Simple.com is pretty solid from a security standpoint from my limited observations as a consumer, although they only offer two factor via SMS (not TOTP likely google, etc)
It's a financially motivated decision. Banks have a high percentage of people who are tech illiterate. Many of these people don't use the password reset when they forget their password, they call tech support, which costs banks a lot of money. Banks realized they could reduce this call volume by making their passwords case insensitive and simply refund people if their accounts get breached.

Most banks also have a mandatory security question, which makes it marginally more difficult to get brute forced.

Source: Used to work at a bank. Would not recommend.

The username and password are case insensitive btw :)
Case insensitive isn't necessarily insecure. It just means you'll want a password roughly twice as long for equal security.
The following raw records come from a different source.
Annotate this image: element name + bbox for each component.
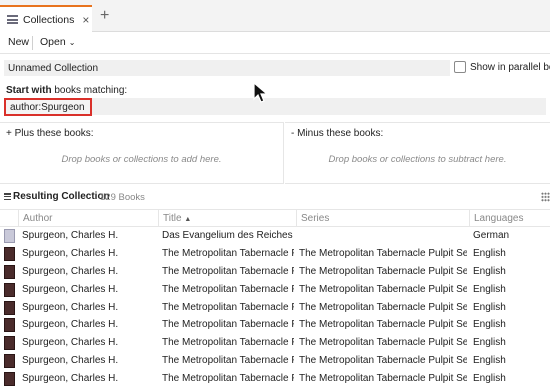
collection-name-input[interactable] bbox=[4, 60, 450, 76]
book-cover-thumbnail bbox=[4, 229, 15, 243]
title-cell: The Metropolitan Tabernacle P... bbox=[162, 355, 294, 367]
plus-books-hint: Drop books or collections to add here. bbox=[61, 154, 222, 165]
author-cell: Spurgeon, Charles H. bbox=[22, 230, 119, 241]
start-with-rest: books matching: bbox=[51, 85, 128, 96]
book-cover-thumbnail bbox=[4, 318, 15, 333]
header-title-label: Title bbox=[163, 213, 182, 224]
book-cover-thumbnail bbox=[4, 246, 15, 261]
table-row[interactable]: Spurgeon, Charles H. The Metropolitan Tab… bbox=[0, 245, 550, 263]
open-label: Open bbox=[40, 36, 66, 48]
author-cell: Spurgeon, Charles H. bbox=[22, 355, 119, 367]
results-table: Spurgeon, Charles H. Das Evangelium des R… bbox=[0, 227, 550, 388]
table-header: Author Title ▲ Series Languages bbox=[0, 209, 550, 227]
series-cell: The Metropolitan Tabernacle Pulpit Ser..… bbox=[299, 247, 467, 259]
table-row[interactable]: Spurgeon, Charles H. The Metropolitan Tab… bbox=[0, 352, 550, 370]
series-cell: The Metropolitan Tabernacle Pulpit Ser..… bbox=[299, 355, 467, 367]
results-header: Resulting Collection 129 Books bbox=[0, 190, 550, 206]
plus-books-dropzone[interactable]: + Plus these books: Drop books or collec… bbox=[0, 122, 284, 184]
author-cell: Spurgeon, Charles H. bbox=[22, 319, 119, 331]
results-title: Resulting Collection bbox=[13, 191, 110, 202]
table-row[interactable]: Spurgeon, Charles H. The Metropolitan Tab… bbox=[0, 263, 550, 281]
header-series[interactable]: Series bbox=[296, 210, 469, 227]
language-cell: English bbox=[473, 265, 506, 277]
header-cover[interactable] bbox=[0, 210, 18, 227]
language-cell: English bbox=[473, 337, 506, 349]
language-cell: English bbox=[473, 283, 506, 295]
language-cell: English bbox=[473, 355, 506, 367]
table-row[interactable]: Spurgeon, Charles H. Das Evangelium des R… bbox=[0, 227, 550, 245]
book-cover-thumbnail bbox=[4, 336, 15, 351]
tab-collections[interactable]: Collections × bbox=[0, 5, 92, 32]
book-cover-thumbnail bbox=[4, 282, 15, 297]
language-cell: German bbox=[473, 230, 510, 241]
header-author[interactable]: Author bbox=[18, 210, 158, 227]
toolbar-divider bbox=[32, 36, 33, 50]
author-cell: Spurgeon, Charles H. bbox=[22, 265, 119, 277]
sort-ascending-icon: ▲ bbox=[184, 216, 192, 223]
author-cell: Spurgeon, Charles H. bbox=[22, 283, 119, 295]
title-cell: The Metropolitan Tabernacle P... bbox=[162, 301, 294, 313]
drag-grip-icon[interactable] bbox=[541, 192, 550, 202]
language-cell: English bbox=[473, 301, 506, 313]
query-input[interactable]: author:Spurgeon bbox=[4, 98, 92, 116]
series-cell: The Metropolitan Tabernacle Pulpit Ser..… bbox=[299, 265, 467, 277]
chevron-down-icon: ⌄ bbox=[68, 38, 76, 47]
results-count: 129 Books bbox=[100, 192, 145, 203]
series-cell: The Metropolitan Tabernacle Pulpit Ser..… bbox=[299, 283, 467, 295]
tab-strip: Collections × + bbox=[0, 0, 550, 32]
menu-icon[interactable] bbox=[4, 193, 11, 200]
title-cell: The Metropolitan Tabernacle P... bbox=[162, 337, 294, 349]
series-cell: The Metropolitan Tabernacle Pulpit Ser..… bbox=[299, 319, 467, 331]
author-cell: Spurgeon, Charles H. bbox=[22, 247, 119, 259]
author-cell: Spurgeon, Charles H. bbox=[22, 373, 119, 385]
minus-books-hint: Drop books or collections to subtract he… bbox=[328, 154, 507, 165]
language-cell: English bbox=[473, 247, 506, 259]
toolbar: New Open ⌄ bbox=[0, 32, 550, 54]
title-cell: The Metropolitan Tabernacle P... bbox=[162, 265, 294, 277]
open-button[interactable]: Open ⌄ bbox=[40, 36, 75, 48]
table-row[interactable]: Spurgeon, Charles H. The Metropolitan Tab… bbox=[0, 370, 550, 388]
show-parallel-checkbox[interactable] bbox=[454, 61, 466, 73]
table-row[interactable]: Spurgeon, Charles H. The Metropolitan Tab… bbox=[0, 299, 550, 317]
close-icon[interactable]: × bbox=[82, 13, 89, 27]
minus-books-title: - Minus these books: bbox=[291, 128, 384, 139]
title-cell: Das Evangelium des Reiches bbox=[162, 230, 293, 241]
start-with-bold: Start with bbox=[6, 85, 52, 96]
title-cell: The Metropolitan Tabernacle P... bbox=[162, 319, 294, 331]
series-cell: The Metropolitan Tabernacle Pulpit Ser..… bbox=[299, 301, 467, 313]
table-row[interactable]: Spurgeon, Charles H. The Metropolitan Tab… bbox=[0, 316, 550, 334]
new-button[interactable]: New bbox=[8, 36, 29, 48]
language-cell: English bbox=[473, 319, 506, 331]
header-languages[interactable]: Languages bbox=[469, 210, 550, 227]
table-row[interactable]: Spurgeon, Charles H. The Metropolitan Tab… bbox=[0, 334, 550, 352]
book-cover-thumbnail bbox=[4, 354, 15, 369]
title-cell: The Metropolitan Tabernacle P... bbox=[162, 247, 294, 259]
add-tab-icon[interactable]: + bbox=[100, 8, 109, 24]
header-title[interactable]: Title ▲ bbox=[158, 210, 296, 227]
book-cover-thumbnail bbox=[4, 372, 15, 387]
title-cell: The Metropolitan Tabernacle P... bbox=[162, 283, 294, 295]
plus-books-title: + Plus these books: bbox=[6, 128, 94, 139]
mouse-cursor-icon bbox=[253, 82, 269, 103]
author-cell: Spurgeon, Charles H. bbox=[22, 301, 119, 313]
book-cover-thumbnail bbox=[4, 264, 15, 279]
book-cover-thumbnail bbox=[4, 300, 15, 315]
minus-books-dropzone[interactable]: - Minus these books: Drop books or colle… bbox=[285, 122, 550, 184]
show-parallel-label: Show in parallel book bbox=[470, 62, 550, 73]
tab-label: Collections bbox=[23, 13, 75, 26]
title-cell: The Metropolitan Tabernacle P... bbox=[162, 373, 294, 385]
language-cell: English bbox=[473, 373, 506, 385]
table-row[interactable]: Spurgeon, Charles H. The Metropolitan Tab… bbox=[0, 281, 550, 299]
series-cell: The Metropolitan Tabernacle Pulpit Ser..… bbox=[299, 373, 467, 385]
collections-icon bbox=[7, 15, 18, 24]
author-cell: Spurgeon, Charles H. bbox=[22, 337, 119, 349]
series-cell: The Metropolitan Tabernacle Pulpit Ser..… bbox=[299, 337, 467, 349]
start-with-label: Start with books matching: bbox=[6, 85, 127, 96]
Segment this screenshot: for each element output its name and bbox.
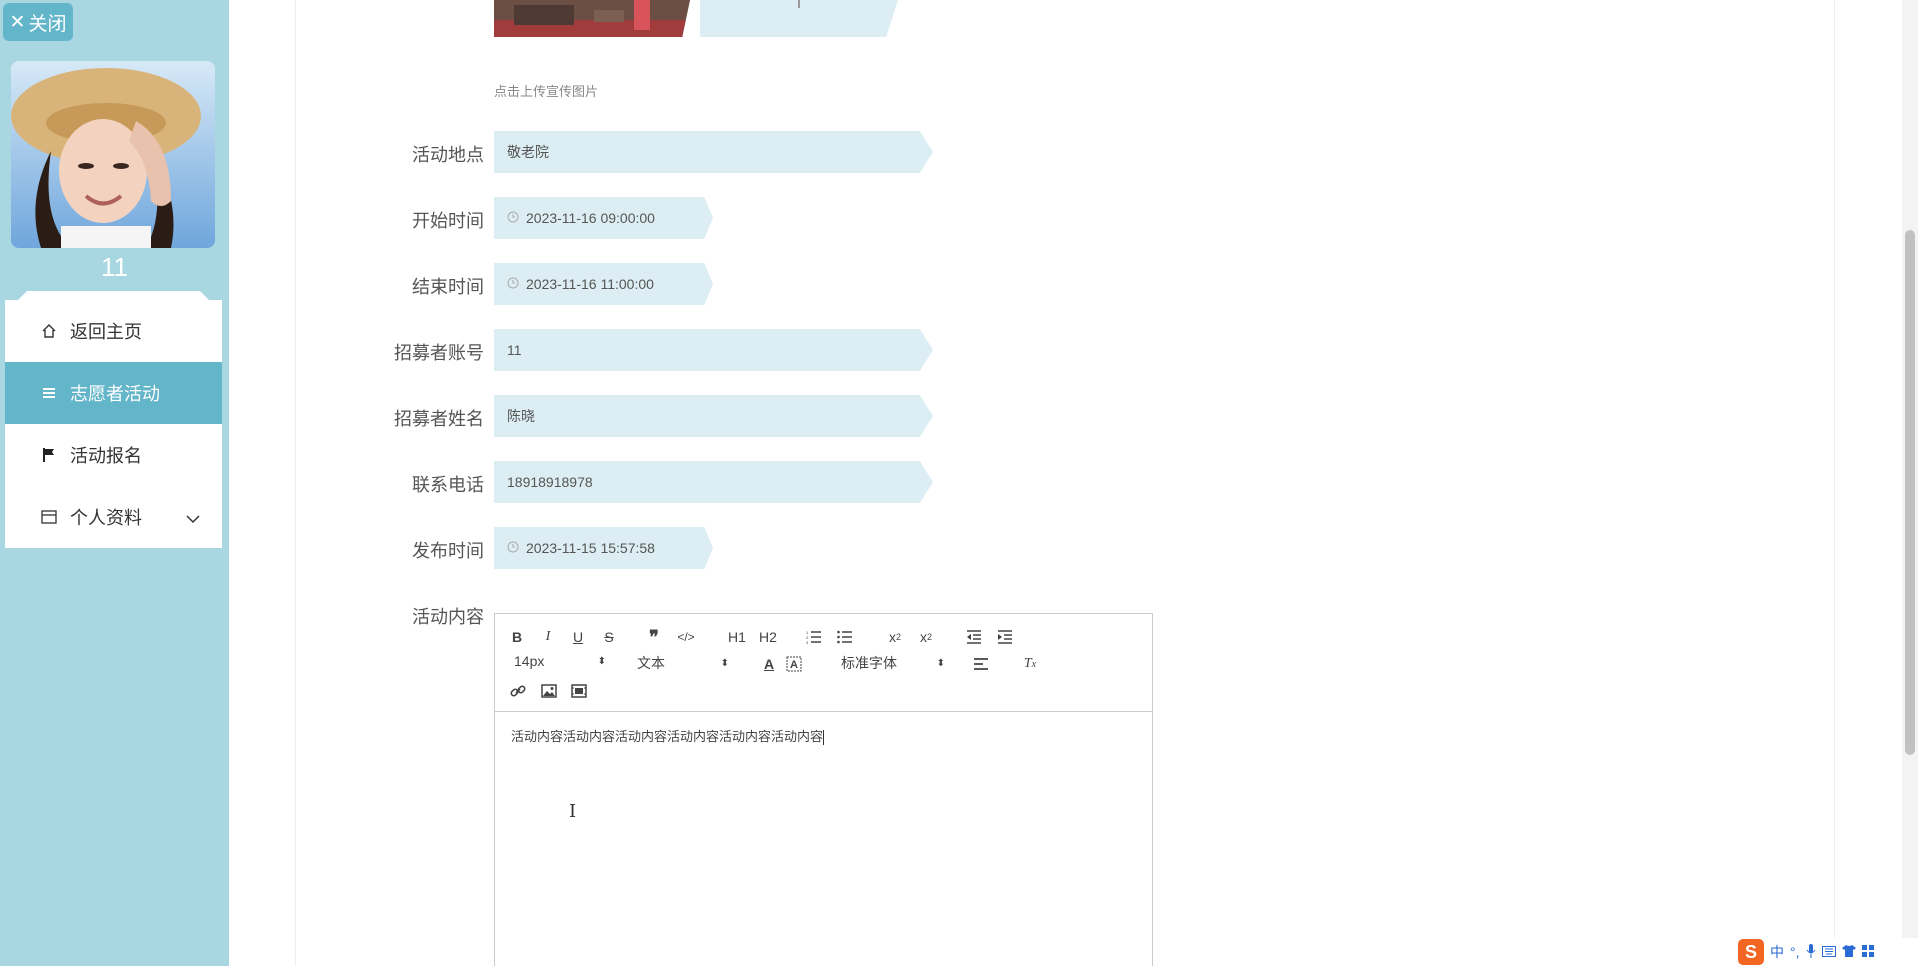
microphone-icon[interactable] [1806, 943, 1816, 961]
content-label: 活动内容 [412, 607, 484, 627]
font-size-select[interactable]: 14px ⬍ [514, 653, 606, 669]
image-icon[interactable] [540, 680, 558, 702]
heading2-label: H2 [759, 629, 777, 645]
avatar [11, 61, 215, 248]
select-arrows-icon: ⬍ [936, 657, 945, 669]
recruiter-account-label: 招募者账号 [394, 343, 484, 363]
svg-text:3: 3 [806, 640, 809, 644]
sidebar-item-label: 返回主页 [70, 322, 142, 342]
start-time-label: 开始时间 [412, 211, 484, 231]
location-label: 活动地点 [412, 145, 484, 165]
close-label: 关闭 [28, 13, 67, 35]
sidebar-item-profile[interactable]: 个人资料 [5, 486, 222, 548]
skin-icon[interactable] [1841, 944, 1856, 960]
superscript-button[interactable]: x2 [916, 626, 936, 648]
heading2-button[interactable]: H2 [757, 626, 779, 648]
strike-button[interactable]: S [601, 626, 617, 648]
content-text: 活动内容活动内容活动内容活动内容活动内容活动内容 [511, 729, 824, 744]
username: 11 [101, 252, 128, 282]
sidebar: ✕ 关闭 11 返回主页 志愿者活动 活动报名 个人资料 [0, 0, 229, 966]
upload-hint: 点击上传宣传图片 [494, 84, 599, 99]
background-color-icon[interactable]: A [785, 653, 803, 675]
select-arrows-icon: ⬍ [597, 655, 606, 667]
font-size-value: 14px [514, 653, 545, 669]
list-icon [40, 384, 58, 402]
start-time-value: 2023-11-16 09:00:00 [526, 210, 655, 226]
sidebar-item-label: 个人资料 [70, 508, 142, 528]
bullet-list-icon[interactable] [836, 626, 854, 648]
recruiter-name-field[interactable]: 陈晓 [494, 395, 933, 437]
blockquote-button[interactable]: ❞ [645, 626, 663, 648]
text-cursor-icon: I [569, 801, 577, 822]
video-icon[interactable] [570, 680, 588, 702]
outdent-icon[interactable] [965, 626, 983, 648]
publish-time-field[interactable]: 2023-11-15 15:57:58 [494, 527, 713, 569]
svg-text:A: A [790, 659, 798, 671]
paragraph-select[interactable]: 文本 ⬍ [637, 653, 729, 673]
publish-time-value: 2023-11-15 15:57:58 [526, 540, 655, 556]
editor-toolbar: B I U S ❞ </> H1 H2 123 x2 x2 14px ⬍ 文本 … [495, 614, 1152, 712]
card-icon [40, 508, 58, 526]
recruiter-account-field[interactable]: 11 [494, 329, 933, 371]
sogou-logo-icon[interactable]: S [1738, 939, 1764, 965]
end-time-value: 2023-11-16 11:00:00 [526, 276, 654, 292]
select-arrows-icon: ⬍ [720, 657, 729, 669]
font-family-select[interactable]: 标准字体 ⬍ [841, 653, 945, 673]
font-family-value: 标准字体 [841, 655, 897, 671]
phone-value: 18918918978 [507, 474, 593, 490]
font-color-button[interactable]: A [760, 653, 778, 675]
sidebar-item-label: 志愿者活动 [70, 384, 160, 404]
text-caret [823, 730, 825, 746]
grid-menu-icon[interactable] [1861, 944, 1874, 960]
location-field[interactable]: 敬老院 [494, 131, 933, 173]
bold-button[interactable]: B [509, 626, 525, 648]
chevron-down-icon [186, 508, 200, 529]
clock-icon [507, 540, 519, 556]
end-time-field[interactable]: 2023-11-16 11:00:00 [494, 263, 713, 305]
page-scrollbar[interactable] [1902, 0, 1918, 966]
phone-field[interactable]: 18918918978 [494, 461, 933, 503]
sidebar-item-activity-signup[interactable]: 活动报名 [5, 424, 222, 486]
keyboard-icon[interactable] [1821, 944, 1836, 960]
align-left-icon[interactable] [972, 653, 990, 675]
start-time-field[interactable]: 2023-11-16 09:00:00 [494, 197, 713, 239]
uploaded-promo-image[interactable] [494, 0, 690, 37]
close-icon: ✕ [9, 11, 26, 33]
sidebar-item-volunteer-activities[interactable]: 志愿者活动 [5, 362, 222, 424]
rich-text-editor: B I U S ❞ </> H1 H2 123 x2 x2 14px ⬍ 文本 … [494, 613, 1153, 966]
ordered-list-icon[interactable]: 123 [805, 626, 823, 648]
clear-format-button[interactable]: Tx [1021, 653, 1039, 675]
publish-time-label: 发布时间 [412, 541, 484, 561]
sidebar-item-home[interactable]: 返回主页 [5, 300, 222, 362]
close-button[interactable]: ✕ 关闭 [3, 3, 73, 41]
subscript-button[interactable]: x2 [885, 626, 905, 648]
home-icon [40, 322, 58, 340]
clock-icon [507, 210, 519, 226]
link-icon[interactable] [509, 680, 527, 702]
ime-toolbar: S 中 °, [1734, 938, 1918, 966]
sidebar-item-label: 活动报名 [70, 446, 142, 466]
clock-icon [507, 276, 519, 292]
plus-icon [798, 0, 800, 8]
punctuation-icon[interactable]: °, [1790, 944, 1800, 960]
scrollbar-thumb[interactable] [1905, 230, 1915, 755]
recruiter-account-value: 11 [507, 342, 522, 358]
heading1-button[interactable]: H1 [726, 626, 748, 648]
sidebar-menu: 返回主页 志愿者活动 活动报名 个人资料 [5, 300, 222, 548]
location-value: 敬老院 [507, 144, 549, 160]
recruiter-name-label: 招募者姓名 [394, 409, 484, 429]
indent-icon[interactable] [996, 626, 1014, 648]
editor-content[interactable]: 活动内容活动内容活动内容活动内容活动内容活动内容 [495, 712, 1152, 759]
recruiter-name-value: 陈晓 [507, 408, 535, 424]
end-time-label: 结束时间 [412, 277, 484, 297]
ime-mode[interactable]: 中 [1770, 942, 1784, 962]
paragraph-value: 文本 [637, 655, 665, 671]
heading1-label: H1 [728, 629, 746, 645]
italic-button[interactable]: I [540, 626, 556, 648]
phone-label: 联系电话 [412, 475, 484, 495]
flag-icon [40, 446, 58, 464]
code-block-button[interactable]: </> [676, 626, 696, 648]
underline-button[interactable]: U [570, 626, 586, 648]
Now, if they do that and also limit passwords to, say, 8 chars.... argh!
Is case insensitive really a bad thing? Bank logins aren't exactly brute forceable.
We even have a local bank which only allows numeric passwords... They have two-factor authentication though.
When I moved back to the UK after having had US and Canada bank accounts for several years it made me realize how much bad service British people are willing to put up with in comparison. Logging into a UK bank account online (the worst imo is HSBC) is a total nightmare. You need to know 4 passwords/pins, and have either a security code generator device or phone app that will generate one for you. For my North American banks, including one Canadian account I still have, it's simply the number on your debit card and a password, about as hard as logging into email.
In the UK the challenger banks like Monzo, Starling, etc are pretty good. Monzo just emails you a "magic link" to login, Starling uses a proper password you can use your password manager to remember.